Dumas en fit l’expérience : bien que scribe modèle, il fut bientôt mis à l’écart. Le bruit s’était répandu dans les bureaux que « le nouveau » se vantait d’éclipser un jour Casimir Delavigne, dont le prestige rayonnait sur toute la maison, le poète des Messéniennes étant le bibliothécaire de Monseigneur. Ce fut, du contentieux aux archives et du matériel au bureau des secours, un éclat de rire. L’insupportable employé, cause de ce scandale, se vit privé de gratifications ; les directeurs se le repassaient de service en service comme un subordonné encombrant.
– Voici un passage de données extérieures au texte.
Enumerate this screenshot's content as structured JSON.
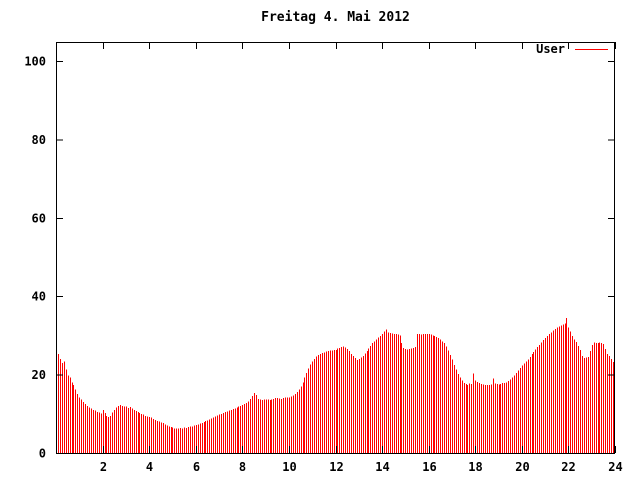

Dix ans plus tard, en relatant ces tracasseries, il le fera sans acrimonie, en bon garçon que tout amuse et qui ne connaît pas la rancune ; au vrai, il en avait beaucoup souffert : à cet indompté, à peine échappé à la vie libre de sa forêt, l’apprivoisement paraissait rude : il lui fallait accepter la cage pour ne point perdre ses appointements : quinze cents francs. — Quinze cents francs pour deux ménages !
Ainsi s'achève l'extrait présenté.